Amanhã não fui, disse minha pequena ao se lembrar de que, no dia anterior, não havia ido à escola.
Ontem também não irei, pensei.
E como dói.
Sejam bem-vindes à poesia não vem, a newsletter oficial de Sarah Munck.
Entre e sinta-se em casa.
No final de semana passado, reli “O Aleph” , conto de Jorges Luis Borges.
Se você ainda não o fez, quero lhe incentivar a fazê-lo.
Na narrativa, Borges se apropria da literatura para criar o inexplicável e o sobrenatural a partir do narrador Aleph que vê em um único ponto no espaço, a projeção de todos os pontos do universo.

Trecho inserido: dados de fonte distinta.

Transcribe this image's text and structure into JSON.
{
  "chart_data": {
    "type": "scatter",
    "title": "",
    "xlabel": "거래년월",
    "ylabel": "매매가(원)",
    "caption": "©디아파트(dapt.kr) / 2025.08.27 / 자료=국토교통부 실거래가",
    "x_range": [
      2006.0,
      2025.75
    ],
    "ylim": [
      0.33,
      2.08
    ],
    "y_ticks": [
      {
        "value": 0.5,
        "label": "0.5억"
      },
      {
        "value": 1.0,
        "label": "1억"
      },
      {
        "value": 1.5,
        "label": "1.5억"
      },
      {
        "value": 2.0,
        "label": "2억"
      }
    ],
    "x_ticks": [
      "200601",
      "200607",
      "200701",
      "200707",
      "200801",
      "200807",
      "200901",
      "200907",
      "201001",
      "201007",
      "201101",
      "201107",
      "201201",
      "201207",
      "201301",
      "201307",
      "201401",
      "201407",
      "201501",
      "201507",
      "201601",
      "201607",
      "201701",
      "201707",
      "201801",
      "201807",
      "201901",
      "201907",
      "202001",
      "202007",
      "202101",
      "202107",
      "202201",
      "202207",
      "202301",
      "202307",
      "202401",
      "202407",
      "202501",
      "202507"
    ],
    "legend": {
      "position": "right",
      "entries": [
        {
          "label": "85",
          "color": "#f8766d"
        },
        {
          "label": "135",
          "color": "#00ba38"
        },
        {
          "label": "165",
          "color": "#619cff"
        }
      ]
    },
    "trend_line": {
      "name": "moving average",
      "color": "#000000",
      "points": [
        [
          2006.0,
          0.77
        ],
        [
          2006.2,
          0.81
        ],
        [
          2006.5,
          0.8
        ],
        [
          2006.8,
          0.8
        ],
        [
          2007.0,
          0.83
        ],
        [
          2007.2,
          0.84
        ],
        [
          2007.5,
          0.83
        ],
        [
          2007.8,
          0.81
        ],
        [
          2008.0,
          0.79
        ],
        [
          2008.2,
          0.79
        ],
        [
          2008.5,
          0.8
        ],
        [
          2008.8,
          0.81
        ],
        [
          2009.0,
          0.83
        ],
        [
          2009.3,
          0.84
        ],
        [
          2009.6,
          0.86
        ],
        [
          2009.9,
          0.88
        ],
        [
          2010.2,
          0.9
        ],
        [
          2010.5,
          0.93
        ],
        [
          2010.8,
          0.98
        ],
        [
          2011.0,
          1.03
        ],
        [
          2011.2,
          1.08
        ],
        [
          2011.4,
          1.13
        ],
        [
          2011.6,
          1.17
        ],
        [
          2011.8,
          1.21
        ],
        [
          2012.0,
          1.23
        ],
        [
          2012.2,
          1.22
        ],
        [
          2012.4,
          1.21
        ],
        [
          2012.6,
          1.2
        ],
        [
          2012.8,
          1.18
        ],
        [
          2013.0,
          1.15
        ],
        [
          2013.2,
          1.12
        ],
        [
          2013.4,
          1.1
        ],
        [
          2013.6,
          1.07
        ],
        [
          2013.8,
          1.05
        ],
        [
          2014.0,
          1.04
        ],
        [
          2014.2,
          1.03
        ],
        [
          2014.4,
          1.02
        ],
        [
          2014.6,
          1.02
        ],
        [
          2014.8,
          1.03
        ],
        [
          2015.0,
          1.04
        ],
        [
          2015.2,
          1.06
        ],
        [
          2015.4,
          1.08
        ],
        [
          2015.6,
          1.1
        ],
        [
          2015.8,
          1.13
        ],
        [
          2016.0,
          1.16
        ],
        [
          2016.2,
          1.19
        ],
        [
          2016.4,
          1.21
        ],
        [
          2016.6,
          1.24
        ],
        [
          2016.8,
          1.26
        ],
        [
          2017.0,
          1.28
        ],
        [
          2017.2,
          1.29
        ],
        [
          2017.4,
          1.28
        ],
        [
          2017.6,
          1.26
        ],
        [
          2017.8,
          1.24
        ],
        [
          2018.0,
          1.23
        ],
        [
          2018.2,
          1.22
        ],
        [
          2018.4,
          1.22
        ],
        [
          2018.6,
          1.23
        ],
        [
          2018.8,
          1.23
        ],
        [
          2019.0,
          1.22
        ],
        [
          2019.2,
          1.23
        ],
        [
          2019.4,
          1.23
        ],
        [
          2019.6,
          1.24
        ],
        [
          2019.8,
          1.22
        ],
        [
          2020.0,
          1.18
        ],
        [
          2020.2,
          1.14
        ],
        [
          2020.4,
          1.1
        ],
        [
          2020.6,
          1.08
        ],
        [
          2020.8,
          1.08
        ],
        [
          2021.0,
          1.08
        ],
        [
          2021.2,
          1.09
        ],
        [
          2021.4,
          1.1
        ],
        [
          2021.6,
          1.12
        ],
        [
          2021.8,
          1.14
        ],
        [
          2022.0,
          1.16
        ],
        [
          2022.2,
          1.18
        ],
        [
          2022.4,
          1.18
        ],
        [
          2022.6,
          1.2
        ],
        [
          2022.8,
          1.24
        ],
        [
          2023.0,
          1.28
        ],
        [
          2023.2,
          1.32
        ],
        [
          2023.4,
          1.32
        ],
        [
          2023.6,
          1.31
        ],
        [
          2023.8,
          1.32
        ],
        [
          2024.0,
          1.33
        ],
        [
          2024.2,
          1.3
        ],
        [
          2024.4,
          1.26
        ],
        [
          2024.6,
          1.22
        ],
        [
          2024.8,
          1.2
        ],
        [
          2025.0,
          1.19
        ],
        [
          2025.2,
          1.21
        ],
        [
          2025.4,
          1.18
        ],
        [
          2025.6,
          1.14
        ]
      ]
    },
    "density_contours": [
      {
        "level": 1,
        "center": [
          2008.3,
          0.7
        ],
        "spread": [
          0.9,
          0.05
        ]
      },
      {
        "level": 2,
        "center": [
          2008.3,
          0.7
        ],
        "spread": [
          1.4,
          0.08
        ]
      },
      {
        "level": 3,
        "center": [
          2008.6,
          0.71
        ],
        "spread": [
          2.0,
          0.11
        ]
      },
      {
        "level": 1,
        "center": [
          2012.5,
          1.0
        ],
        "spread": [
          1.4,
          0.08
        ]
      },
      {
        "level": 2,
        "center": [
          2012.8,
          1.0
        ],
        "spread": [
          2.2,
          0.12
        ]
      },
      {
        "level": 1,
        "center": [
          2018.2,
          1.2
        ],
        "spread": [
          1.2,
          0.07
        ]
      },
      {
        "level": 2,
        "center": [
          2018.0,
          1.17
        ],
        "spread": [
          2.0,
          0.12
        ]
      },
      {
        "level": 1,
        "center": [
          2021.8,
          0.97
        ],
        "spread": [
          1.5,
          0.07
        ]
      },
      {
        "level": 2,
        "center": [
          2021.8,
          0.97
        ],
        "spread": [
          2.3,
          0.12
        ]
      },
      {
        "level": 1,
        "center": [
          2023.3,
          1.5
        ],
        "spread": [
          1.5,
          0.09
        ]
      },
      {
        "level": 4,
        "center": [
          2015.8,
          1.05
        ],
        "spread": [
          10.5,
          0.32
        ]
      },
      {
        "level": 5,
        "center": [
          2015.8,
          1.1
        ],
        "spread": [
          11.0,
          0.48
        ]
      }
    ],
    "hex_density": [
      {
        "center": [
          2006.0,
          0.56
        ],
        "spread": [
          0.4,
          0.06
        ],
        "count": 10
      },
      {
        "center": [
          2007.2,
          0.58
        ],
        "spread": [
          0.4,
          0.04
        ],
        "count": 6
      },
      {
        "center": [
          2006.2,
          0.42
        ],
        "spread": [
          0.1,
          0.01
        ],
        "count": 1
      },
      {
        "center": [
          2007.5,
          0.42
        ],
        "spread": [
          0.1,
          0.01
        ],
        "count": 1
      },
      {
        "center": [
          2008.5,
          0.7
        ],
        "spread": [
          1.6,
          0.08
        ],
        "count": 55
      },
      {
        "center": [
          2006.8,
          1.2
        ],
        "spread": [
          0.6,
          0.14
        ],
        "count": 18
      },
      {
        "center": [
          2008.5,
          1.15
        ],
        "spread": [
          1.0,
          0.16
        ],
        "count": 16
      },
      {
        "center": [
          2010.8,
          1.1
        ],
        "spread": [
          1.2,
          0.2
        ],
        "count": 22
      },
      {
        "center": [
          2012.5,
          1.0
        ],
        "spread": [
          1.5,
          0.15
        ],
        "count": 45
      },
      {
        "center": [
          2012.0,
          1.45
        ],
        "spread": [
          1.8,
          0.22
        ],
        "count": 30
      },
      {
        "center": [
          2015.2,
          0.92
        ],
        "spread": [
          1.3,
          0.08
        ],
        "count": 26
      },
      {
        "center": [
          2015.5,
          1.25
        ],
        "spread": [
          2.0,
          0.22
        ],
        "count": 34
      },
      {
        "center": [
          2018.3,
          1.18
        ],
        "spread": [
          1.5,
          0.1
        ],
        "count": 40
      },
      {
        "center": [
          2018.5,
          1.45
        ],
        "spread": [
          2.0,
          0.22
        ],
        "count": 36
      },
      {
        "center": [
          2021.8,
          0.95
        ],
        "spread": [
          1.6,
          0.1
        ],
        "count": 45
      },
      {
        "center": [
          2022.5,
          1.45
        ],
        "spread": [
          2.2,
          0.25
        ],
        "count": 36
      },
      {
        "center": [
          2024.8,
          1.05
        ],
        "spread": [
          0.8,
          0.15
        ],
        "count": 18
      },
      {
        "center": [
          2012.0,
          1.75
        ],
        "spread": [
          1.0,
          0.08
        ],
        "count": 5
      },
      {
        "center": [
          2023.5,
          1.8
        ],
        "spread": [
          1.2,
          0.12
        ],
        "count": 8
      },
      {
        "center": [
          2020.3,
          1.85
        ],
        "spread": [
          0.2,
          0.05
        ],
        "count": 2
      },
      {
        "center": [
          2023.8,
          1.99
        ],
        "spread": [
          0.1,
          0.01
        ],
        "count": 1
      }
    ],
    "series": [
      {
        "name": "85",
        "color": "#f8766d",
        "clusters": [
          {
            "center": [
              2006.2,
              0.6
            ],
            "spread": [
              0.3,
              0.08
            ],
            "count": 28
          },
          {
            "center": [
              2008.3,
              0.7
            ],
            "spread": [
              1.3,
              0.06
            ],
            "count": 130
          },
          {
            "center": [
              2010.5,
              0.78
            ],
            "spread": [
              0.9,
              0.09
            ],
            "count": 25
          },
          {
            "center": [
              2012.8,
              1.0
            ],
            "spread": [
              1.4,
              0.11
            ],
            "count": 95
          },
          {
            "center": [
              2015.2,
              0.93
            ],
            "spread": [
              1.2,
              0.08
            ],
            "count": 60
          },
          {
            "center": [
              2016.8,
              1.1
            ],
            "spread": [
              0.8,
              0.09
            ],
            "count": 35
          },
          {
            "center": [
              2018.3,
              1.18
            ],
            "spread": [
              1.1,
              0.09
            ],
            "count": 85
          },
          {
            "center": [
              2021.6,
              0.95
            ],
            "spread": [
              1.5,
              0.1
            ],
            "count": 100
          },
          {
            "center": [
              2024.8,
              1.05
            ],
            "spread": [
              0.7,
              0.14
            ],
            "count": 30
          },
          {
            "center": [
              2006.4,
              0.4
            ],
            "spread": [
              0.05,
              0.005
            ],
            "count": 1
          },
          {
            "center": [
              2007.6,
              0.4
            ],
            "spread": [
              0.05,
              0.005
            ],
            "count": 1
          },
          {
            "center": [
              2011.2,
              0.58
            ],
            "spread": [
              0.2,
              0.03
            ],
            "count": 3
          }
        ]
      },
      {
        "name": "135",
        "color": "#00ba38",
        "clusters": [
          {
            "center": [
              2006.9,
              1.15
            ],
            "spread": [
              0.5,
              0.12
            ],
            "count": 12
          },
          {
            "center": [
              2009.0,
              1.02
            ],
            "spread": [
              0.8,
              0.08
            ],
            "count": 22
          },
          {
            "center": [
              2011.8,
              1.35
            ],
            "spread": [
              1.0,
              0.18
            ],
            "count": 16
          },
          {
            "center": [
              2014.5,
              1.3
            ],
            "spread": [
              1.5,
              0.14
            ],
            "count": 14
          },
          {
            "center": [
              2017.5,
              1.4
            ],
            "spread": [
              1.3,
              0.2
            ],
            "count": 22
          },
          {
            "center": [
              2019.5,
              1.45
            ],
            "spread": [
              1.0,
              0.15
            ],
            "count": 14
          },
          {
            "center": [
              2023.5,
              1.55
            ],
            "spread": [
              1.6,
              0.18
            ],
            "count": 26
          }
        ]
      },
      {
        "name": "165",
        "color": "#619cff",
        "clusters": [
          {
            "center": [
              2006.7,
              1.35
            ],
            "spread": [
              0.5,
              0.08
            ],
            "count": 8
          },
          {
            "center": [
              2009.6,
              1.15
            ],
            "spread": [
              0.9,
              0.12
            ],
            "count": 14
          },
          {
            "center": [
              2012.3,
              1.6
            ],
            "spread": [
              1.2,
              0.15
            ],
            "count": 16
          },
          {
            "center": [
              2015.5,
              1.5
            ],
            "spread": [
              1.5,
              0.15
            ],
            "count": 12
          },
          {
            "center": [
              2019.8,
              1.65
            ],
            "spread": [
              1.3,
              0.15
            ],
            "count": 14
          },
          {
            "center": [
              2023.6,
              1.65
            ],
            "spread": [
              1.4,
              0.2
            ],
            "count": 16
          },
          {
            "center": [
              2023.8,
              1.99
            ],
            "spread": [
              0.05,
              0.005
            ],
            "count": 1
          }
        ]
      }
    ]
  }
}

Sim, algo complexo. Não nos esqueçamos de que estamos tratando de Borges.
E é claro que estamos lidando com o tempo - uma das questões mais debatidas desde a Grécia antiga.
Para se ter uma noção de como o tempo permeia a mente humana, façamos um
brevebrevíssimo recorrido filosófico.
Já sabemos que há muito pano na manga e que muita gente ficou de fora da lista.
Para Heráclito de Éfeso (535 a.C - 475 a.C), filósofo pré-socrático, o tempo permanece em movimento: πάντα ῥεῖ (panta rhei), ou seja, “tudo flui”.
Platão (428/427 - 348/347 a.C) reconhece o tempo como uma imagem móvel da eternidade, uma representação imperfeita (mundo sensível) do estado imutável da eternidade (mundo das ideias).
Já Aristóteles (384 a.C - 322 a.C), discípulo de Platão, considera o tempo como pertencente ao plano físico, sendo definido pelas transformações e movimentos.
Agostinho (354 d. C - 430 d.C), em suas Confissões, discursa sobre a subjetividade do tempo, que se constrói na mente humana por meio da memória e da esperança em relação ao futuro.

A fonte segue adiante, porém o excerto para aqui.